The U.S. national debt is approaching levels unseen in modern history — nearly 100% of GDP and rising. Rubin argues that official projections understate the problem, pointing to research suggesting debt could climb toward 130–140% of GDP in the coming decade.

The impacts are already visible: constrained public investment, pressure on national security budgets, and early signs of reduced business confidence.


Why 1987 Still Matters

Rubin’s comparison to 1987 is not an attempt to predict a crash but to highlight the danger of ignoring systemic risks. Then, as now, markets appeared to defy economic logic — until sudden reality intruded.

He sees a “quite high probability” that unsustainable policies will eventually force difficult, painful corrective actions. Whether the trigger is inflation, monetized debt, or global instability remains uncertain, but he warns that timing is impossible to predict.


AI Mania: A Parallel Risk

While some experts warn of an AI bubble, Rubin’s concern is less about valuations and more about the lack of political readiness for labor displacement. Even if predictions of mass white-collar automation are exaggerated, the risks are substantial — and under-addressed.

The AI sector also faces a financial challenge: massive data center investment without established revenue models, especially for non–tech-giant players.


A Political System Not Preparing for the Future

Rubin argues that addressing debt and long-term fiscal issues will require a mix of spending reductions and tax increases — an unpopular but necessary path. Relying on extraordinary future growth, he warns, is unrealistic.

Right now, the political system is avoiding hard decisions. The result, he says, is a market environment in which risks accumulate quietly — until they don’t.
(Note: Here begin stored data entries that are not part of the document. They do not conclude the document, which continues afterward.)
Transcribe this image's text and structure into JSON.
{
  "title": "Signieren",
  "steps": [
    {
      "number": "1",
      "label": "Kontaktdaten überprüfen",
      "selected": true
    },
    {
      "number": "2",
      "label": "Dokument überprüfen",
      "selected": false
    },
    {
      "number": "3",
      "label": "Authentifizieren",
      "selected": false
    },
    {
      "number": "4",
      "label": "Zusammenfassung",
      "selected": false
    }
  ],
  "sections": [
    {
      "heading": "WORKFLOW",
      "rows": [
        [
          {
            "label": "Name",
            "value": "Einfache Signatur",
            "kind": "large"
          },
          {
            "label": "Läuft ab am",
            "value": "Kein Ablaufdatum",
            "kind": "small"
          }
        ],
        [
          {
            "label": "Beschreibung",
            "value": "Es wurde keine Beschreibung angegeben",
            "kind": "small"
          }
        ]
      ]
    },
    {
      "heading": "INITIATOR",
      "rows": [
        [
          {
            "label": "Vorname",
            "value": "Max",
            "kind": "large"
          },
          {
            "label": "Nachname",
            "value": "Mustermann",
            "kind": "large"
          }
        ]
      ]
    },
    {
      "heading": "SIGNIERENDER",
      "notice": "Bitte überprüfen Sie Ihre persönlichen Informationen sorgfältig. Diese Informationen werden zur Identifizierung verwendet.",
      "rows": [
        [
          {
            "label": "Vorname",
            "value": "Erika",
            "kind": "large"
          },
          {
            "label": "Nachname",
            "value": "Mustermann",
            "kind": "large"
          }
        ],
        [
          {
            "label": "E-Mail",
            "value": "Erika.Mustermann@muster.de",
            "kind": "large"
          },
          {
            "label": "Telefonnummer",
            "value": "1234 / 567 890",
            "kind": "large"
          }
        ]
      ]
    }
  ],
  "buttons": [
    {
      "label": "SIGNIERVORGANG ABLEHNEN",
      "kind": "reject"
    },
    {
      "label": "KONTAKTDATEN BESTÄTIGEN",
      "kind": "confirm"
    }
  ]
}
Conclusion: Complacency Is the Real Threat

The real lesson of 1987, Rubin insists, is not that crashes are inevitable but that they are often preceded by long periods of eerily calm markets. Today’s combination of soaring debt, geopolitical risk, and a political system unwilling to act creates a fragile foundation beneath record stock prices. It may not break today or tomorrow — but history shows that ignoring structural problems only increases the cost when reality arrives.